The ombudsman has set a deadline of October 1 for the Apple to make its codes available to other technology companies so that it abides by Norwegian law. If it fails to do so, it will be taken to court, fined and eventually closed down.

Nine months before “possible legal action” seems slightly less urgent than “Apple DRM is illegal in Norway,” so this already sounds like less of a story than it might otherwise be; Apple has plenty of time to press their case with the Norwegian authorities. Large commercial interests seem to have good success with convincing governments of merits of their point of view.

Let's assume that Apple doesn't simply pull the iTunes Store out of the Norwegian market, and that it licenses FairPlay to other vendors (and, I assume, other DRM schemes are opened up on similar terms) globally. How much better off are we as customers?

Obviously we'd gain some interoperability. I happen to think this is a non-issue in the digital music market, since the big systems (iPod-iTunes-iTunes Store vs Windows Media PlaysForSure vs Zune-Zune Marketplace) all offer roughly identical catalogs. More importantly, all players support the unrestricted music formats you get from ripping CDs or by other means. 
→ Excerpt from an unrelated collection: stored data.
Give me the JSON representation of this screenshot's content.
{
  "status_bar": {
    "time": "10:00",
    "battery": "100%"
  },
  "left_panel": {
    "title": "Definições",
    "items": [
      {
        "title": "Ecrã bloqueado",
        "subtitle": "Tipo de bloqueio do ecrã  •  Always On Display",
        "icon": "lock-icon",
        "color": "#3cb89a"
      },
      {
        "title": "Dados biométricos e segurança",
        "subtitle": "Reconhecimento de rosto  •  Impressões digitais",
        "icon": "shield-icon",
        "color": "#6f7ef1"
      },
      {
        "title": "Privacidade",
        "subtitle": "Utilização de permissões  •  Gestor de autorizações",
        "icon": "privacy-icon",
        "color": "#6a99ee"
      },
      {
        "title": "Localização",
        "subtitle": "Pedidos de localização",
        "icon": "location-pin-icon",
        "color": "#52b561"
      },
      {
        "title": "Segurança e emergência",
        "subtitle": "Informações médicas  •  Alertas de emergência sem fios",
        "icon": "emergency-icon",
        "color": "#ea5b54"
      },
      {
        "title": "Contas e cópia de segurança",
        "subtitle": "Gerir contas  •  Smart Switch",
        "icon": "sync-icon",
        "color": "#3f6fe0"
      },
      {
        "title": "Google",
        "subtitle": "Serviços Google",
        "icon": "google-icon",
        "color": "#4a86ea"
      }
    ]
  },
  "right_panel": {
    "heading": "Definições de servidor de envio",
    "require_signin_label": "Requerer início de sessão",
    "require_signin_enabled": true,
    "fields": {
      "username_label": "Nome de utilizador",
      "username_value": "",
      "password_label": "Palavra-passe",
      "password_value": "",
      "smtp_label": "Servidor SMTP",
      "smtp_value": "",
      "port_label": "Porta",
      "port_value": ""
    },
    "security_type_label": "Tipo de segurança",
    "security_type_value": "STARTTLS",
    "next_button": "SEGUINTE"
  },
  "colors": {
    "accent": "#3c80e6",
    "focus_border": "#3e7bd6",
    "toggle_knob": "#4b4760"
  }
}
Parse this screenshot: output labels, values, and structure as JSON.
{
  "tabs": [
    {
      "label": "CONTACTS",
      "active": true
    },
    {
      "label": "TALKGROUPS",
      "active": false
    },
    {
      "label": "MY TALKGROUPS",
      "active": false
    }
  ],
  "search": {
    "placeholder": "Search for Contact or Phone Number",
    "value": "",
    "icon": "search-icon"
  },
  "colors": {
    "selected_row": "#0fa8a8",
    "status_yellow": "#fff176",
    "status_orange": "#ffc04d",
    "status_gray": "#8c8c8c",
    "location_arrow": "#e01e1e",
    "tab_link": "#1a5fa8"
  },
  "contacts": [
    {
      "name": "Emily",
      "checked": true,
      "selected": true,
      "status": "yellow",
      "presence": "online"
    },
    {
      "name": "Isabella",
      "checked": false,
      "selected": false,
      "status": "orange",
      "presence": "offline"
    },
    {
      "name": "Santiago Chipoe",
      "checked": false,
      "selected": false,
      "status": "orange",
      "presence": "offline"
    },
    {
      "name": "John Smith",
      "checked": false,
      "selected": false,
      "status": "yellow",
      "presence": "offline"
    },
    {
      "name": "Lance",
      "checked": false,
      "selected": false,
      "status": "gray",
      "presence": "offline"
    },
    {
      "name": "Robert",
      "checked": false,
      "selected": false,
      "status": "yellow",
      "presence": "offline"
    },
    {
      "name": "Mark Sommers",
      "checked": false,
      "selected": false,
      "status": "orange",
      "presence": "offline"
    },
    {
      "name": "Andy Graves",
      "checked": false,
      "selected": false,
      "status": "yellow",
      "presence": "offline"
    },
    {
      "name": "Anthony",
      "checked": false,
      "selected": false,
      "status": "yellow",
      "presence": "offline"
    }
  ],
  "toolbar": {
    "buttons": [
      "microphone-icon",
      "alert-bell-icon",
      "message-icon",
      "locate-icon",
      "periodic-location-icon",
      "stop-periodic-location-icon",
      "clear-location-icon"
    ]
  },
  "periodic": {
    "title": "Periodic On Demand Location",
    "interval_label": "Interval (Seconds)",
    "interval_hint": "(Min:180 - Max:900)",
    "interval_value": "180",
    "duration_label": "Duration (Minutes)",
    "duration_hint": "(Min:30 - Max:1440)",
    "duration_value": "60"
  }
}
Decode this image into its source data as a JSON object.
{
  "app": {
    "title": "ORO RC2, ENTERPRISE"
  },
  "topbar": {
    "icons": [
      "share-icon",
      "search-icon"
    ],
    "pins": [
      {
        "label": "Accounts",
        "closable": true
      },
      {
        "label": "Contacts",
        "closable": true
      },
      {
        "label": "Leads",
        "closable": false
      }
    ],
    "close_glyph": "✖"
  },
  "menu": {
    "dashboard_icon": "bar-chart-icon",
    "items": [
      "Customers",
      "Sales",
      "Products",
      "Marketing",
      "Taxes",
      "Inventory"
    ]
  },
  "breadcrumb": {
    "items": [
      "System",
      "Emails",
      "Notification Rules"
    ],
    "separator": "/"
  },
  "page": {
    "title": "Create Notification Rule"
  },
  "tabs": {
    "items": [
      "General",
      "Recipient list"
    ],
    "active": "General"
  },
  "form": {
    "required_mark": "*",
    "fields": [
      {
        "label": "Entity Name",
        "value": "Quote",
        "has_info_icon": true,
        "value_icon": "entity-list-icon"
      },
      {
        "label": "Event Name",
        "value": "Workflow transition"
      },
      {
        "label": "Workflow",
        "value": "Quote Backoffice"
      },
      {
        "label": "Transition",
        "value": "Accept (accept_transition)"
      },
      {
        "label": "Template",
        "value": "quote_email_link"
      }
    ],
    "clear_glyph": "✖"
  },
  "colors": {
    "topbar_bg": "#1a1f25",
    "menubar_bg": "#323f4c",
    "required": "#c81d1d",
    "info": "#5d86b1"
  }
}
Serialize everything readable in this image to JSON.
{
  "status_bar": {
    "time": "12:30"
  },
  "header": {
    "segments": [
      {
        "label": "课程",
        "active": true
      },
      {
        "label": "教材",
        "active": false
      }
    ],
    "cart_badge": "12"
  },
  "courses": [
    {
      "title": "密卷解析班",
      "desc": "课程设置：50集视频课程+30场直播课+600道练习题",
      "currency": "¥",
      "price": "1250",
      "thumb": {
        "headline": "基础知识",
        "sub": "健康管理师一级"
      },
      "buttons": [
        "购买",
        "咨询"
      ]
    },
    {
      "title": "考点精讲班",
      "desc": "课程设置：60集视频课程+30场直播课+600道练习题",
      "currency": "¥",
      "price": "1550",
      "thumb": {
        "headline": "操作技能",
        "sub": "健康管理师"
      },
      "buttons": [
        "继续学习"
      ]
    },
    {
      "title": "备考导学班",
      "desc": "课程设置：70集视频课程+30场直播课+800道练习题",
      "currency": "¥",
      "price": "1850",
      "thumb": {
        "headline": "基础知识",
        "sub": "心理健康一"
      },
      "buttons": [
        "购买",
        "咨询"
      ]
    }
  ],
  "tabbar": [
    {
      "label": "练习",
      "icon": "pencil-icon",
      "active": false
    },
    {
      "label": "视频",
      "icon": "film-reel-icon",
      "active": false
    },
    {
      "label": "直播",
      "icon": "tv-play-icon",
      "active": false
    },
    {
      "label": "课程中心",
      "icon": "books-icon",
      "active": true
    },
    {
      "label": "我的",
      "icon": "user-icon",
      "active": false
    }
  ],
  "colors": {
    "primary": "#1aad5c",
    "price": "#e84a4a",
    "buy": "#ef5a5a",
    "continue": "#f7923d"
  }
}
Yes, if you eventually wish to move from one system to another, you'd have to forsake your investments in restricted content, but that's often true in technology. Moving from Mac to Windows or Linux, or from Quark to InDesign means leaving some of your bits behind. At best, the tools your moving from give you some way to export in a format supported by the tools you're moving to. Of course, you may lose some bells and whistles (formatting, macros, metadata, whatver), but that's lock-in we've lived with for years. Some companies even make a living out of reverse-engineering and converting incompatible file formats.

A far better (and less command-economy-style) solution would be to let people reverse-engineer DRM so we could preserve our investments in content. I can't cite the specific law in Norway, but I'm sure that, like the DMCA did in the US, that solution illegal.